Work Done & Energy Transfer

Definition of Work Done

Work done occurs when a force causes an object to move in the direction of the force. It is a measure of the energy transferred by that force.

Work done (W) is calculated using the formula:

$$W = F \times d$$

• F = force applied (in newtons, N)
• d = distance moved in the direction of the force (in metres, m)

The unit of work done is the joule (J). One joule is done when a force of one newton moves an object one metre.

For example, if a force of 10 N moves an object 2 m in the same direction, the work done is $W = 10 \times 2 = 20 \text{ J}$.

Work done always causes an energy transfer from one store to another. For example, when you lift a book, work done by your muscles transfers energy to the book’s gravitational potential energy store.

Calculating Work Done

To calculate work done, multiply the force applied by the distance moved in the direction of the force. It is important that the distance is measured along the line of action of the force.

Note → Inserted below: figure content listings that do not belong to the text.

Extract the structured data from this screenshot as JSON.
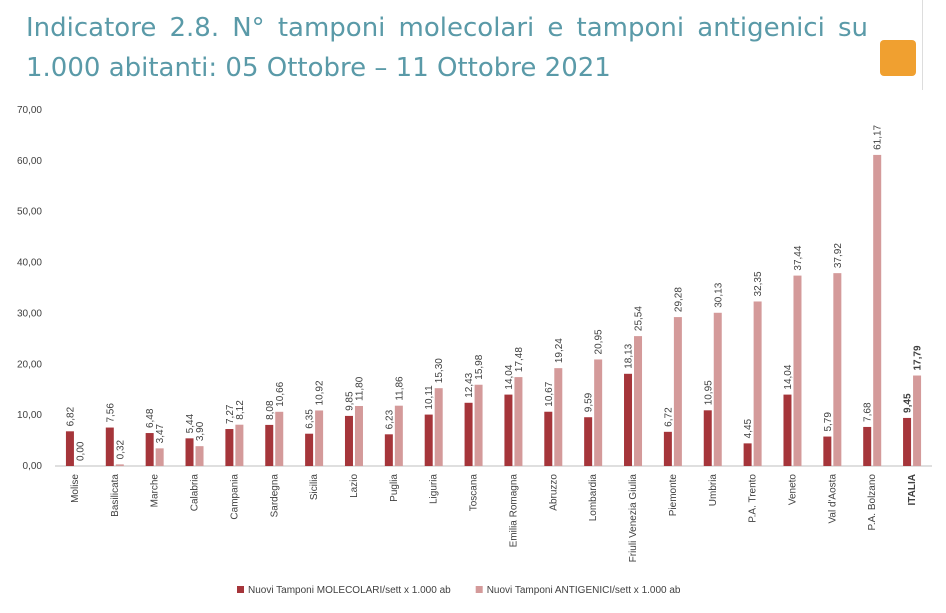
{
  "chart_data": {
    "type": "bar",
    "title": "Indicatore 2.8. N° tamponi molecolari e tamponi antigenici su 1.000 abitanti: 05 Ottobre – 11 Ottobre 2021",
    "categories": [
      "Molise",
      "Basilicata",
      "Marche",
      "Calabria",
      "Campania",
      "Sardegna",
      "Sicilia",
      "Lazio",
      "Puglia",
      "Liguria",
      "Toscana",
      "Emilia Romagna",
      "Abruzzo",
      "Lombardia",
      "Friuli Venezia Giulia",
      "Piemonte",
      "Umbria",
      "P.A. Trento",
      "Veneto",
      "Val d'Aosta",
      "P.A. Bolzano",
      "ITALIA"
    ],
    "series": [
      {
        "name": "Nuovi Tamponi MOLECOLARI/sett x 1.000 ab",
        "color": "#a5353a",
        "values": [
          6.82,
          7.56,
          6.48,
          5.44,
          7.27,
          8.08,
          6.35,
          9.85,
          6.23,
          10.11,
          12.43,
          14.04,
          10.67,
          9.59,
          18.13,
          6.72,
          10.95,
          4.45,
          14.04,
          5.79,
          7.68,
          9.45
        ],
        "value_labels": [
          "6,82",
          "7,56",
          "6,48",
          "5,44",
          "7,27",
          "8,08",
          "6,35",
          "9,85",
          "6,23",
          "10,11",
          "12,43",
          "14,04",
          "10,67",
          "9,59",
          "18,13",
          "6,72",
          "10,95",
          "4,45",
          "14,04",
          "5,79",
          "7,68",
          "9,45"
        ]
      },
      {
        "name": "Nuovi Tamponi ANTIGENICI/sett x 1.000 ab",
        "color": "#d49a9a",
        "values": [
          0.0,
          0.32,
          3.47,
          3.9,
          8.12,
          10.66,
          10.92,
          11.8,
          11.86,
          15.3,
          15.98,
          17.48,
          19.24,
          20.95,
          25.54,
          29.28,
          30.13,
          32.35,
          37.44,
          37.92,
          61.17,
          17.79
        ],
        "value_labels": [
          "0,00",
          "0,32",
          "3,47",
          "3,90",
          "8,12",
          "10,66",
          "10,92",
          "11,80",
          "11,86",
          "15,30",
          "15,98",
          "17,48",
          "19,24",
          "20,95",
          "25,54",
          "29,28",
          "30,13",
          "32,35",
          "37,44",
          "37,92",
          "61,17",
          "17,79"
        ]
      }
    ],
    "ylim": [
      0,
      70
    ],
    "yticks": [
      {
        "value": 0,
        "label": "0,00"
      },
      {
        "value": 10,
        "label": "10,00"
      },
      {
        "value": 20,
        "label": "20,00"
      },
      {
        "value": 30,
        "label": "30,00"
      },
      {
        "value": 40,
        "label": "40,00"
      },
      {
        "value": 50,
        "label": "50,00"
      },
      {
        "value": 60,
        "label": "60,00"
      },
      {
        "value": 70,
        "label": "70,00"
      }
    ],
    "grid": false,
    "legend": "bottom"
  }
}
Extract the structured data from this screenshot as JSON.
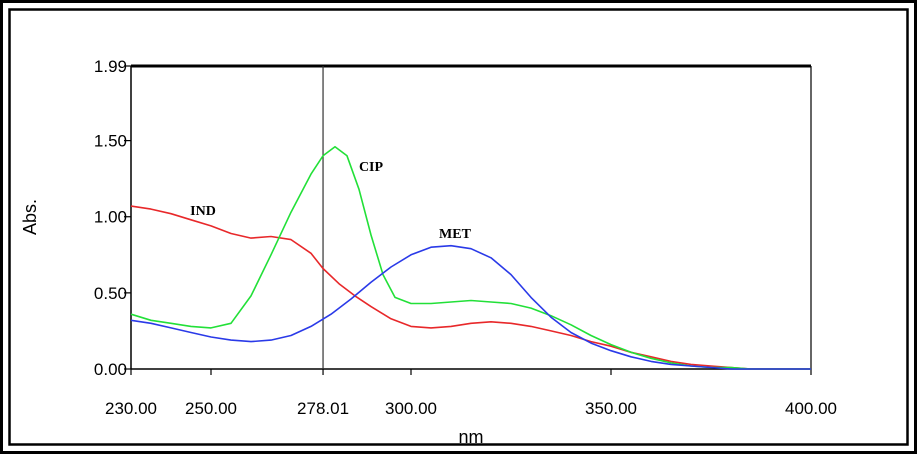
{
  "chart_data": {
    "type": "line",
    "title": "",
    "xlabel": "nm",
    "ylabel": "Abs.",
    "xlim": [
      230.0,
      400.0
    ],
    "ylim": [
      0.0,
      1.99
    ],
    "x_ticks": [
      230.0,
      250.0,
      278.01,
      300.0,
      350.0,
      400.0
    ],
    "x_tick_labels": [
      "230.00",
      "250.00",
      "278.01",
      "300.00",
      "350.00",
      "400.00"
    ],
    "y_ticks": [
      0.0,
      0.5,
      1.0,
      1.5,
      1.99
    ],
    "y_tick_labels": [
      "0.00",
      "0.50",
      "1.00",
      "1.50",
      "1.99"
    ],
    "marker_line_x": 278.01,
    "grid": false,
    "series": [
      {
        "name": "IND",
        "color": "#e8282a",
        "label_at": [
          248.0,
          1.01
        ],
        "x": [
          230,
          235,
          240,
          245,
          250,
          255,
          260,
          265,
          270,
          275,
          278,
          282,
          286,
          290,
          295,
          300,
          305,
          310,
          315,
          320,
          325,
          330,
          335,
          340,
          345,
          350,
          355,
          360,
          365,
          370,
          375,
          380,
          385,
          390,
          395,
          400
        ],
        "y": [
          1.07,
          1.05,
          1.02,
          0.98,
          0.94,
          0.89,
          0.86,
          0.87,
          0.85,
          0.76,
          0.66,
          0.56,
          0.48,
          0.41,
          0.33,
          0.28,
          0.27,
          0.28,
          0.3,
          0.31,
          0.3,
          0.28,
          0.25,
          0.22,
          0.18,
          0.15,
          0.11,
          0.08,
          0.05,
          0.03,
          0.02,
          0.01,
          0.0,
          0.0,
          0.0,
          0.0
        ]
      },
      {
        "name": "CIP",
        "color": "#22e038",
        "label_at": [
          290.0,
          1.3
        ],
        "x": [
          230,
          235,
          240,
          245,
          250,
          255,
          260,
          265,
          270,
          275,
          278,
          281,
          284,
          287,
          290,
          293,
          296,
          300,
          305,
          310,
          315,
          320,
          325,
          330,
          335,
          340,
          345,
          350,
          355,
          360,
          365,
          370,
          375,
          380,
          385,
          390,
          395,
          400
        ],
        "y": [
          0.36,
          0.32,
          0.3,
          0.28,
          0.27,
          0.3,
          0.48,
          0.75,
          1.03,
          1.28,
          1.4,
          1.46,
          1.4,
          1.18,
          0.88,
          0.62,
          0.47,
          0.43,
          0.43,
          0.44,
          0.45,
          0.44,
          0.43,
          0.4,
          0.35,
          0.29,
          0.22,
          0.16,
          0.11,
          0.07,
          0.04,
          0.02,
          0.01,
          0.01,
          0.0,
          0.0,
          0.0,
          0.0
        ]
      },
      {
        "name": "MET",
        "color": "#2a3ae8",
        "label_at": [
          311.0,
          0.86
        ],
        "x": [
          230,
          235,
          240,
          245,
          250,
          255,
          260,
          265,
          270,
          275,
          280,
          285,
          290,
          295,
          300,
          305,
          310,
          315,
          320,
          325,
          330,
          335,
          340,
          345,
          350,
          355,
          360,
          365,
          370,
          375,
          380,
          385,
          390,
          395,
          400
        ],
        "y": [
          0.32,
          0.3,
          0.27,
          0.24,
          0.21,
          0.19,
          0.18,
          0.19,
          0.22,
          0.28,
          0.36,
          0.46,
          0.57,
          0.67,
          0.75,
          0.8,
          0.81,
          0.79,
          0.73,
          0.62,
          0.47,
          0.34,
          0.24,
          0.17,
          0.12,
          0.08,
          0.05,
          0.03,
          0.02,
          0.01,
          0.0,
          0.0,
          0.0,
          0.0,
          0.0
        ]
      }
    ]
  }
}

If the force is not constant or the direction changes, more advanced methods are needed, but for GCSE, we focus on constant forces in a straight line.

For instance, if a person pushes a box with a force of 20 N across a floor for 3 m, the work done is:

$$W = 20 \times 3 = 60 \text{ J}$$

Energy Transfer by Work

Work done transfers energy between different energy stores. The total energy in a closed system remains constant (conservation of energy), but energy can move from one store to another.

Examples:

• Lifting an object: Work done by muscles transfers energy to the object’s gravitational potential energy store.
• Friction: Work done against friction transfers energy from kinetic energy to thermal energy (heating surfaces).

This energy transfer explains why machines and moving objects can heat up when they are used.

Work Done Against Friction

Friction is a force that opposes motion. When you do work against friction, energy is transferred from useful mechanical energy to thermal energy, which is often wasted.

For example, when you rub your hands together, work done against friction transfers energy to thermal energy, making your hands warm.

This conversion reduces the efficiency of machines because some energy is lost as heat rather than doing useful work.

Example: A person pushes a shopping trolley with a force of 50 N for 5 m along the supermarket aisle. Calculate the work done.

Using $W = F \times d$:

$$W = 50 \times 5 = 250 \text{ J}$$

So, 250 joules of energy are transferred by the person pushing the trolley.